A property based security risk analysis through weighted simulation

Abstract

The estimation of security risks in complex information and communication technology systems is an essential part of risk management processes. A proper computation of risks requires a good knowledge about the probability distributions of different upcoming events or behaviours. Usually, technical risk assessment in Information Technology (IT) systems is concerned with threats to specific assets. However, for many scenarios it can be useful to consider the risk of the violation of particular security properties. The set of suitable qualities comprises authenticity of messages or non-repudiability of actions within the system but also more general security properties like confidentiality of data. Furthermore, as current automatic security analysis tools are mostly confined to a technical point of view and thereby missing implications on an application or process level, it is of value to facilitate a broader view including the relation between actions within the IT system and their external influence. The property based approach aims to help assessing risks in a process-oriented or service level view of a system and also to derive a more detailed estimation on a technical level.
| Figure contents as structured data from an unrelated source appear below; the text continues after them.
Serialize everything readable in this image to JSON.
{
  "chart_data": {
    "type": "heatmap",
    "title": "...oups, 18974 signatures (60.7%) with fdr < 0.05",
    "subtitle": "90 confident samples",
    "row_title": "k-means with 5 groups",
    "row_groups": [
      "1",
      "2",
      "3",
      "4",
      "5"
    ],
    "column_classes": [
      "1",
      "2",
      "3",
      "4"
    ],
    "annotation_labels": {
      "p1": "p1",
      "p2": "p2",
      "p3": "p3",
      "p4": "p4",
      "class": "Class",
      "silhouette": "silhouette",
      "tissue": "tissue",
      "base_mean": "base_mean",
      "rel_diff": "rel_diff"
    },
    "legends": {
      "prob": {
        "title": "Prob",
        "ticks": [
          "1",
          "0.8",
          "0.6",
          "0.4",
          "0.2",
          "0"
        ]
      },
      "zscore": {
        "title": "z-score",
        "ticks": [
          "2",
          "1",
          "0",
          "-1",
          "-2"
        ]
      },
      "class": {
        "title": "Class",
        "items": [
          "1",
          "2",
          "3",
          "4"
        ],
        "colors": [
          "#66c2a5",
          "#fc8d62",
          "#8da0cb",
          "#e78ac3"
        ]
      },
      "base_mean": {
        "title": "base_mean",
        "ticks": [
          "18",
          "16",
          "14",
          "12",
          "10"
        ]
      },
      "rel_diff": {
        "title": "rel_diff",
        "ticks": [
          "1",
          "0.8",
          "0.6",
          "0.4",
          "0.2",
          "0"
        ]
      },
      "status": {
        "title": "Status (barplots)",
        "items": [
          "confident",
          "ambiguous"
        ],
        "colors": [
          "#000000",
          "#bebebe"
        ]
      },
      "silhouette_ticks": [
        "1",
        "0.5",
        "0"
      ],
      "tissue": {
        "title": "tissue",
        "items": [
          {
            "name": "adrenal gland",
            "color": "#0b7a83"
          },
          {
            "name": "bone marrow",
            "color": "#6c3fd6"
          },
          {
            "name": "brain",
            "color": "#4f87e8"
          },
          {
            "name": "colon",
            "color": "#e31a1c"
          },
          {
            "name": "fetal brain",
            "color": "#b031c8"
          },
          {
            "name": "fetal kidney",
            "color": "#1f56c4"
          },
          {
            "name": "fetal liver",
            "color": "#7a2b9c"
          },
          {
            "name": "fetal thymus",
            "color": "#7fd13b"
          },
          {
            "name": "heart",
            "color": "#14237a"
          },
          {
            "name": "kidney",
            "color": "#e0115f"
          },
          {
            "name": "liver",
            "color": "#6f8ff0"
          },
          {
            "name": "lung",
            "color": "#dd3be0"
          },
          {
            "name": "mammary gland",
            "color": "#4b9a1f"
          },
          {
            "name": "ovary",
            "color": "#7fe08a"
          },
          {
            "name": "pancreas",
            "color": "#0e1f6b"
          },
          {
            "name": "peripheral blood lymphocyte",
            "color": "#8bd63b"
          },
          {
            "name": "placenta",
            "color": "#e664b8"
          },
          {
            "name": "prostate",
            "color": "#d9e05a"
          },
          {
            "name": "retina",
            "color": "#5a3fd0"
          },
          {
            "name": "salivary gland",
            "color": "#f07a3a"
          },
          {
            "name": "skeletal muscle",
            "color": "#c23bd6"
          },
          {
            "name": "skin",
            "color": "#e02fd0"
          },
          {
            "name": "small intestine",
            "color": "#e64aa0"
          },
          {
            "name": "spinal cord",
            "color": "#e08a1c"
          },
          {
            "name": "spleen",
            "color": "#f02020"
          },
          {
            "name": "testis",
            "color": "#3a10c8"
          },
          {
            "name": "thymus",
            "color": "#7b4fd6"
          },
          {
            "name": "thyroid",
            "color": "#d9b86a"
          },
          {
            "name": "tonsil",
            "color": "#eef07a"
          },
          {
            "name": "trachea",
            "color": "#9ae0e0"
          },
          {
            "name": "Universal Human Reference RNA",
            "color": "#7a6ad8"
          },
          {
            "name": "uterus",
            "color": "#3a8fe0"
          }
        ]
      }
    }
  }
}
Moreover, as systems' complexities are growing, it becomes less feasible to calculate the probability of all patterns of a system's behaviour. Thus, a model based simulation of the system is advantageous in combination with a focus on precisely defined security properties. This paper introduces the first results supporting a simulation based risk analysis tool that enables a security property oriented view of risk. The developed tool is based on an existing formal validation, verification and simulation tool, the Simple Homomorphism Verification Tool (SHVT). The new simulation software provides a graphical interface for a monitor automaton which facilitates the explicit definition of security properties to be investigated during the simulation cycles. Furthermore, in order to model different likelihoods of actions in a system, weighting factors can be used to sway the behaviour where the occurrence of events is not evenly distributed. These factors provide a scheme for weighting classes of transitions. Therefore, the tool facilitates probabilistic simulation, providing information about the probability distribution of satisfaction or violation of specified properties.